I hold the knife out but don’t let him grab it. “There, you’ve seen,” I say, lowering it again.
“A serrated blade,” he says. “Great for slicing bread or potatoes.” He narrows his eyes. “Not so great as an assassination tool, though. You’d want a paring blade for that. Short, easy to conceal, and a pointed edge that would go right to the vital organs.”
“I can’t imagine what you’re getting at,” I say.
“You know,” he says, “if you try to take the king’s life to avenge your parents, you’re likely to get killed by his security before you’ve made it halfway up the clock tower.”
He knows what I’m up to, then. There’s no sense pretending. He reaches into the drawer and selects a paring knife, which he graciously holds out for me to grasp by the handle.
“Are you going to tell the others?” I say.
“They were your parents,” he says, “and this is your decision. I’d advise you to revisit it later with a clearer head, but it’s not my place to stop you.”
“You can come with me, you know,” I say. “The king had a hand in your betrothed’s death. You’ve just as much a right to this grudge as I do.”
“No thanks,” he says. “Believe me, I’ve wanted to. I hate that she’s dead while he’s still breathing. But that isn’t what Daphne was about.”
I wrap the blade in a cloth napkin and tuck it into the waistband of my skirt. “Suit yourself,” I say. “How do I get out of here?”
It’s too dark to be sure, but I think he’s grinning when he points to a door across from us. “There’s a ladder that’ll take you down and out of the bird. We’re pretty far underground, though. Let me go with you and show you how the pulley works.”
He grabs the lantern from the ceiling hook and leads me to the exit. We scale the ladder down a tunnel that leads to a metal door.

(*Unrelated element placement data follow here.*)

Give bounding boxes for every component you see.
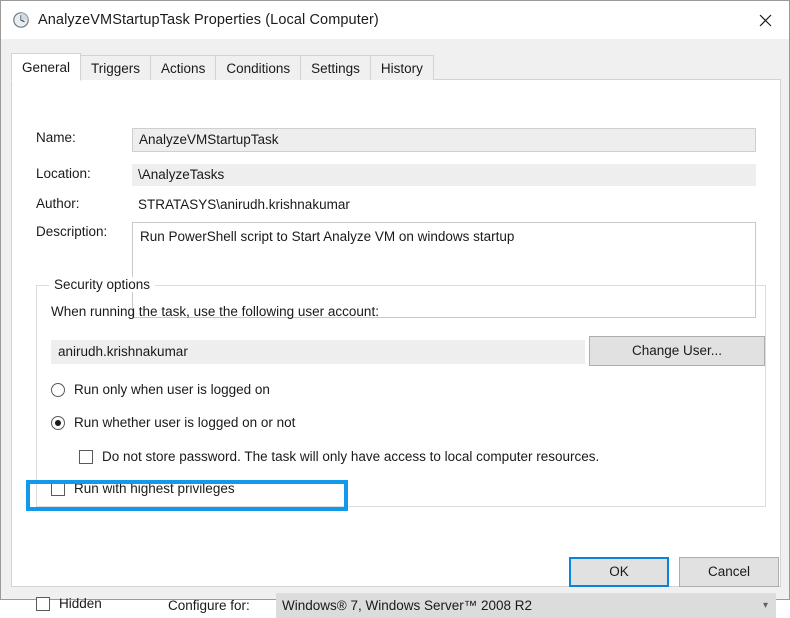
author-label: Author: [36, 196, 80, 211]
description-label: Description: [36, 224, 108, 239]
user-account-field: anirudh.krishnakumar [51, 340, 585, 364]
title-bar: AnalyzeVMStartupTask Properties (Local C… [1, 1, 789, 39]
general-tab-panel: Name: AnalyzeVMStartupTask Location: \An… [11, 79, 781, 618]
security-options-legend: Security options [49, 277, 156, 292]
radio-run-only-when-logged-on-label: Run only when user is logged on [74, 382, 270, 397]
dialog-client-area: General Triggers Actions Conditions Sett… [1, 39, 789, 618]
radio-run-whether-logged-on[interactable] [51, 415, 65, 430]
checkbox-do-not-store-password[interactable] [79, 449, 93, 464]
radio-row-logged-on[interactable]: Run only when user is logged on [51, 382, 270, 397]
configure-for-label: Configure for: [168, 598, 250, 613]
radio-run-only-when-logged-on[interactable] [51, 382, 65, 397]
location-label: Location: [36, 166, 91, 181]
location-field: \AnalyzeTasks [132, 164, 756, 186]
security-options-group: Security options When running the task, … [36, 277, 766, 507]
configure-for-dropdown[interactable]: Windows® 7, Windows Server™ 2008 R2 ▾ [276, 593, 776, 618]
checkbox-row-no-store-password[interactable]: Do not store password. The task will onl… [79, 449, 599, 464]
close-button[interactable] [742, 1, 789, 39]
location-row: Location: \AnalyzeTasks [36, 164, 756, 186]
user-account-prompt: When running the task, use the following… [51, 304, 379, 319]
ok-button[interactable]: OK [569, 557, 669, 587]
name-row: Name: AnalyzeVMStartupTask [36, 128, 756, 152]
dialog-button-bar: OK Cancel [569, 557, 779, 587]
tab-strip: General Triggers Actions Conditions Sett… [11, 52, 434, 81]
checkbox-hidden[interactable] [36, 596, 50, 611]
tab-actions[interactable]: Actions [150, 55, 217, 80]
cancel-button[interactable]: Cancel [679, 557, 779, 587]
close-icon [759, 14, 772, 27]
tab-conditions[interactable]: Conditions [215, 55, 302, 80]
checkbox-run-with-highest-privileges-label: Run with highest privileges [74, 481, 235, 496]
author-row: Author: STRATASYS\anirudh.krishnakumar [36, 194, 756, 216]
author-field: STRATASYS\anirudh.krishnakumar [138, 197, 350, 212]
radio-run-whether-logged-on-label: Run whether user is logged on or not [74, 415, 296, 430]
configure-for-value: Windows® 7, Windows Server™ 2008 R2 [282, 598, 533, 613]
name-field[interactable]: AnalyzeVMStartupTask [132, 128, 756, 152]
name-label: Name: [36, 130, 76, 145]
tab-general[interactable]: General [11, 53, 82, 81]
checkbox-run-with-highest-privileges[interactable] [51, 481, 65, 496]
task-properties-dialog: AnalyzeVMStartupTask Properties (Local C… [0, 0, 790, 618]
clock-icon [12, 11, 30, 29]
chevron-down-icon: ▾ [762, 600, 768, 611]
tab-settings[interactable]: Settings [300, 55, 371, 80]
tab-triggers[interactable]: Triggers [80, 55, 152, 80]
checkbox-do-not-store-password-label: Do not store password. The task will onl… [102, 449, 600, 464]
checkbox-hidden-label: Hidden [59, 596, 102, 611]
hidden-checkbox-row[interactable]: Hidden [36, 596, 102, 611]
checkbox-row-highest-privileges[interactable]: Run with highest privileges [51, 481, 235, 496]
change-user-button[interactable]: Change User... [589, 336, 765, 366]
window-title: AnalyzeVMStartupTask Properties (Local C… [38, 12, 379, 28]
radio-row-whether-logged-on[interactable]: Run whether user is logged on or not [51, 415, 295, 430]
tab-history[interactable]: History [369, 55, 434, 80]
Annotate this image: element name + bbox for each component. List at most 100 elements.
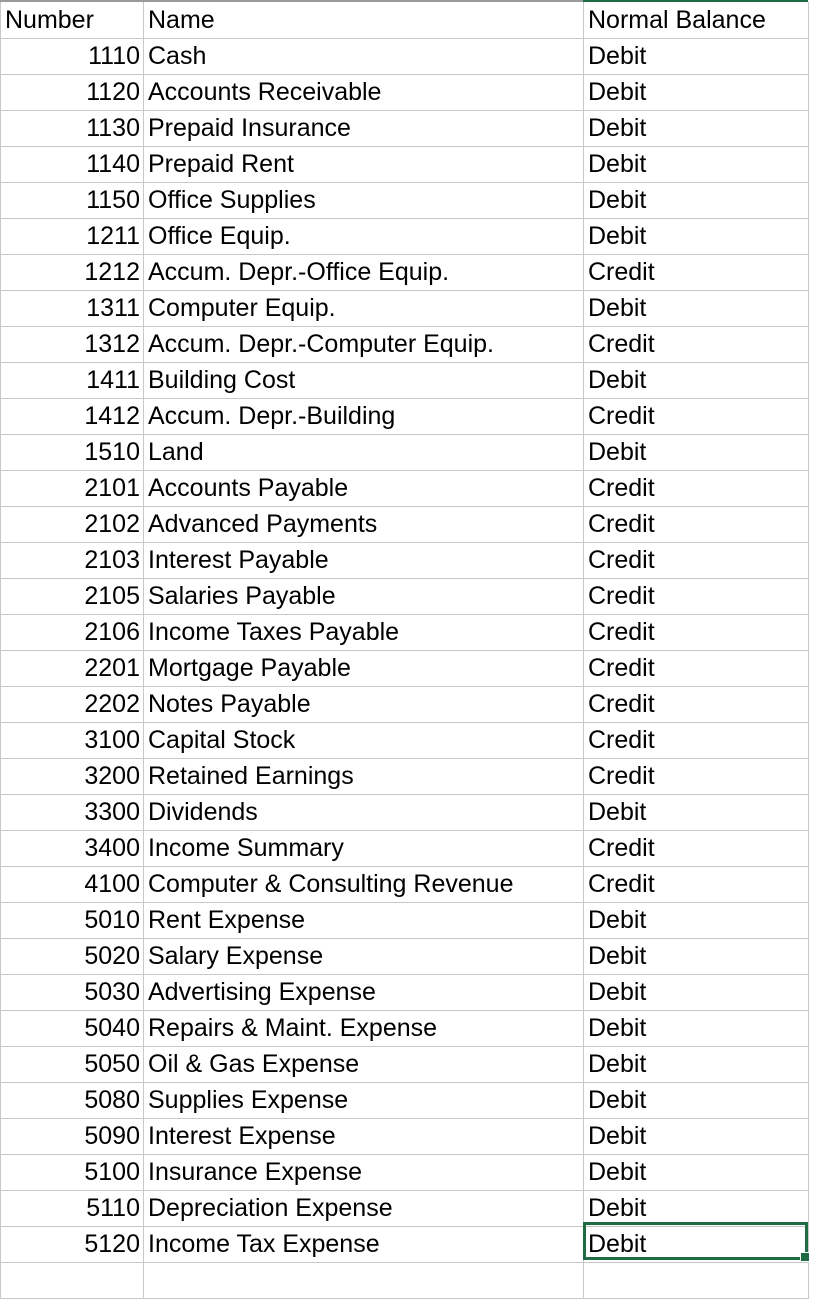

“The bird’s all rickety inside,” he says, “but it’s airtight. The professor says the air is thin beyond our atmosphere. He says we’d suffocate on our way down if there were so much as a crack in this thing.”
If my parents were still alive, all of this would fascinate me. I would have questions and I would be certain that I was dreaming, so spoiled would I feel at the idea of the ground being a possibility.
Now the idea of sailing to the ground in a metal bird only stirs a rivulet of blood in my stomach where there should be excitement. I can’t quite bring myself to care. The colors have all dulled around me.
I was a different girl yesterday. I also possessed more patience and sanity.
Judas opens the metal door and bows with a flourish of his arm, the lantern raised to light the way. “After you,” he says. “Watch that first step.”
Beyond the bird, there’s nothing but dirt and rocks. “How far below the surface are we?” I ask.
“Not as far down as you’d think,” he says, hopping from the bird to stand beside me. “The first time I came down here, I thought we were too deep, and that if we kept digging we’d fall right through the bottom of Internment itself.”
I used to think something like this when I was little. I would watch worms wriggle into the dirt and I would imagine that at the bottom of the city there were clumps of worms falling away with pebbles and crumbs.
Judas hands me the lantern. “Here, hold this.”
Holding up the light, I follow him to what appears to be a wooden crate and a series of ropes.
“Your betrothed carried you all the way down here in this thing, you know,” he says. “Can’t have been easy. It’s hard maintaining balance when it’s in motion.”
“He’s strong,” I say.
“It would be a shame for his efforts to go to waste,” Judas says. “It did seem like he wanted you to live.”